Le 9 mai, le Kapor célèbre à sa manière son troisième mois d'éruption en redoublant d'activité.
Début juillet, de nombreuses coulées lèchent le rempart nord de l'enclos sur une largeur estimée à plus de 200 m tandis que d'autres plus au sud avalent tout aussi allégrement ce véritable toboggan qui conduit à la Plaine des Osmondes. L'éruption a entamé son voyage en direction des Grandes Pentes. Un nouvel épisode de l'éruption du Kapor s'ouvre.
A partir du 9 juillet, l'activité réellement visible se déplace de la zone du Piton Kapor (2 150 m d'altitude) aux basses pentes du Piton de la Fournaise.
Depuis plusieurs jours en effet, les coulées, après avoir avalé la Plaine des Osmondes, traversée en son milieu, ont vu leur front basculer dans les Grandes Pentes, restant à égale distance entre le rempart de Bois-Blanc et le Piton de Crac. Le 7 juillet au soir, elles atteignent une altitude d'environ 400 m qui les situent à peine à 2,5 km de la route traversant le Grand-Brûlé. Le 11 juillet, elles ont parcouru les quatre cinquièmes du chemin jusqu'à la RN 2.

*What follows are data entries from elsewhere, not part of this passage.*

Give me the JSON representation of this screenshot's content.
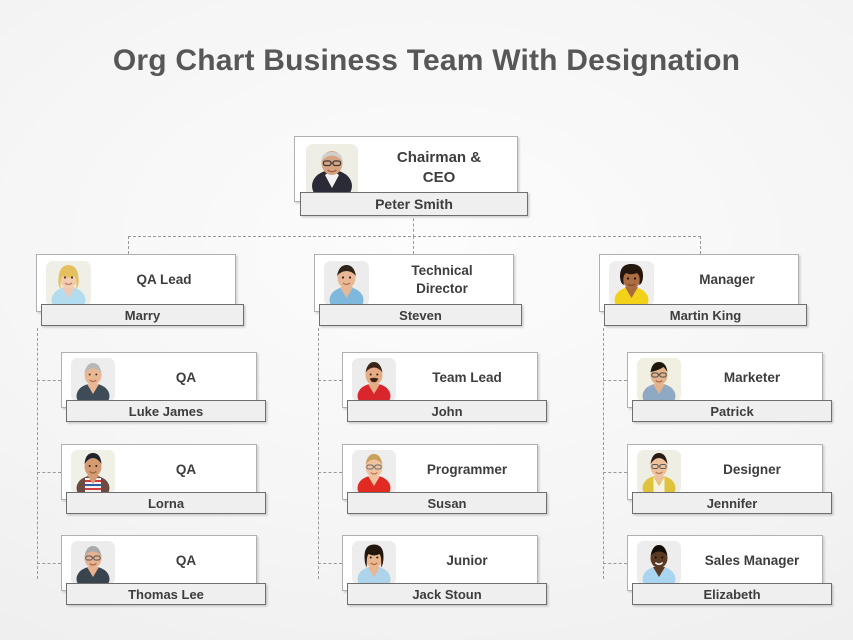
{
  "title": "Org Chart Business  Team With Designation",
  "theme": {
    "background_start": "#fcfcfc",
    "background_end": "#e9e9e9",
    "title_color": "#575757",
    "card_background": "#ffffff",
    "card_border": "#b0b0b0",
    "namebar_background": "#efefef",
    "namebar_border": "#6e6e6e",
    "text_color": "#3d3d3d",
    "connector_color": "#9a9a9a"
  },
  "nodes": {
    "ceo": {
      "role": "Chairman  &\nCEO",
      "role_line1": "Chairman  &",
      "role_line2": "CEO",
      "name": "Peter Smith",
      "photo": "portrait-man-bald-glasses-suit"
    },
    "qa_lead": {
      "role_line1": "QA Lead",
      "role_line2": "",
      "name": "Marry",
      "photo": "portrait-woman-blonde-blue-top"
    },
    "technical_director": {
      "role_line1": "Technical",
      "role_line2": "Director",
      "name": "Steven",
      "photo": "portrait-man-dark-hair-blue-shirt"
    },
    "manager": {
      "role_line1": "Manager",
      "role_line2": "",
      "name": "Martin King",
      "photo": "portrait-woman-curly-hair-yellow-top"
    },
    "qa_1": {
      "role_line1": "QA",
      "name": "Luke James",
      "photo": "portrait-man-gray-hair-teal-shirt"
    },
    "qa_2": {
      "role_line1": "QA",
      "name": "Lorna",
      "photo": "portrait-man-dark-hair-striped-shirt"
    },
    "qa_3": {
      "role_line1": "QA",
      "name": "Thomas Lee",
      "photo": "portrait-man-glasses-navy-shirt"
    },
    "team_lead": {
      "role_line1": "Team Lead",
      "name": "John",
      "photo": "portrait-man-beard-red-polo"
    },
    "programmer": {
      "role_line1": "Programmer",
      "name": "Susan",
      "photo": "portrait-man-glasses-red-shirt"
    },
    "junior": {
      "role_line1": "Junior",
      "name": "Jack Stoun",
      "photo": "portrait-woman-dark-hair-blue-top"
    },
    "marketer": {
      "role_line1": "Marketer",
      "name": "Patrick",
      "photo": "portrait-woman-short-hair-denim-shirt"
    },
    "designer": {
      "role_line1": "Designer",
      "name": "Jennifer",
      "photo": "portrait-woman-glasses-yellow-cardigan"
    },
    "sales_manager": {
      "role_line1": "Sales Manager",
      "name": "Elizabeth",
      "photo": "portrait-man-dark-skin-lightblue-tshirt"
    }
  }
}
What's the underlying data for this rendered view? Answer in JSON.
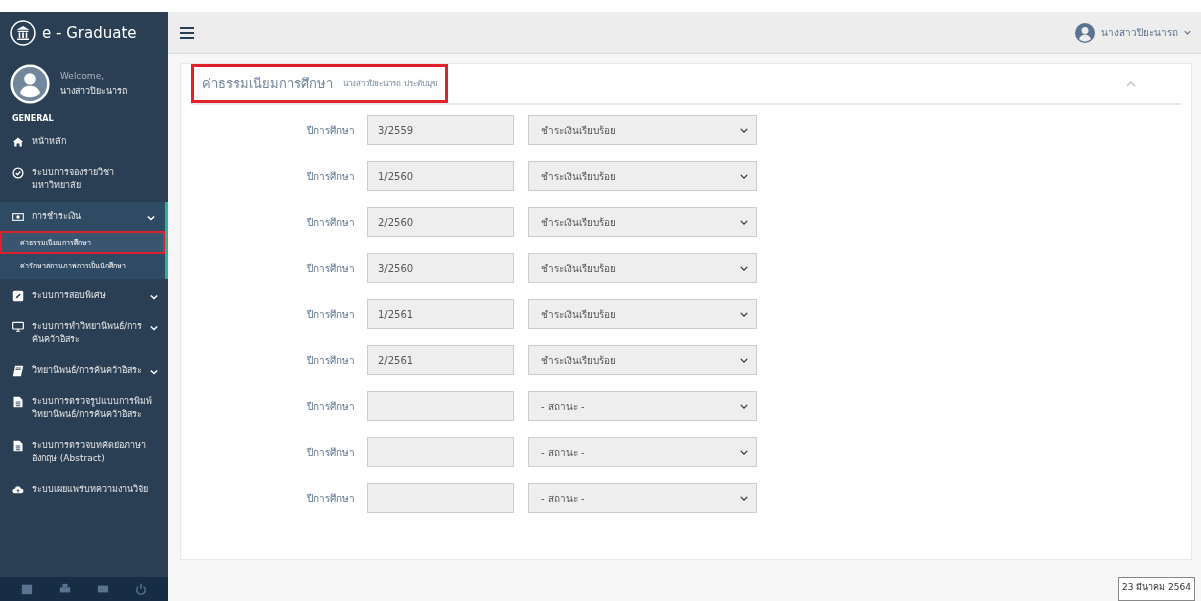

Nouveau coup de théâtre le 13 juillet, le front se stabilise à 400 m d'altitude. Le 31 juillet les coulées s'immobilisent à seulement 200 m de la RN 2. Un nouveau sursaut et le mardi 4 août, elles ne sont plus qu'à 2,50 m de la chaussée. Elles n'iront pas plus loin. A partir du 8 août, l'activité se déplace en dehors de l'enclos sur le rempart de Bois-Blanc.
HORS ENCLOS
Le 10 août au petit matin, un pilote d'hélicoptère signale pour la première fois depuis le début de la crise des coulées hors enclos.
Quelques jours auparavant, le 7 août, l'Observatoire enregistre plusieurs petits séismes dont l'épicentre semble se situer vers le Nez Coupé de Sainte-Rose. L'origine de ce phénomène est d'abord attribué à des éboulements de remparts. Durant le week-end, probablement le dimanche 9 août, la lave fait une première sortie très discrète hors enclos, sa première depuis le début de la crise.
Après l'observation faite d'hélicoptère, d'une longue langue noire fumante, à quelques centaines de mètres du rempart et à l'est nord-est du Nez Coupé à environ 1 700 m d'altitude, l'observatoire décide de monter une expédition. Thomas Staudacher, son directeur, rapporte alors : "Nous sommes tombés sur des fissures énormes et fraîches recouvrant le sentier de la Cage aux Lions". Pour le scientifique, il s'agit là des indices d'une zone fracturée récemment située sur l'axe Piton Kapor - éruption hors enclos présumée. "Présumée" car cette première reconnaissance ne permettra pas de confirmer sans risque d'erreur la présence en aval (et dans les nuages !) de cette première coulée hors enclos.
Le lendemain, le mauvais temps ne permet pas vraiment d'en savoir plus sur l'avancée de la coulée. On sait seulement que son front se situe vers 1 700 m d'altitude et à environ 6 km des premières habitations. Le 12 août, les gendarmes survolent le site et constatent que toute activité hors enclos est terminée. Dans la nuit de jeudi à vendredi pourtant, une nouvelle fissure s'ouvre, relançant l'activité sur cette zone d'altitude très marécageuse. Le samedi 15 août, toujours dans le même secteur, ce sont finalement quatre coulées hors enclos qui sont observées, la dernière semblant se diriger vers le Trou Caron. Grâce aux relevés de l'observatoire , on sait cependant que le gros du trémor s'est déplacé du Piton Kapor au Nez Coupé. Les coulées continuent à descendre vers le littoral à une vitesse variable. Le 20 août, une coulée finit par dévaler le rempart de bois-Blanc pour retourner dans l'enclos au niveau de la Plaine des Osmondes. La lave est alors à quatre kilomètres des premières habitations. Quatre jours plus tard, deux autres filets de lave tombent du rempart vers 1 540 m d'altitude.
Vers la fin septembre, l'activité du Piton de la Fournaise donne de très sérieux signes d'essouflement. A partir du 23 septembre, l'éruption du 9 mars est considérée comme terminée. Depuis la nuit du 20 au 21 septembre, le réseau de surveillance du volcan n'enregistre plus aucun signe tangible de circulation du magma. Un indice que corroborent les observations de terrain.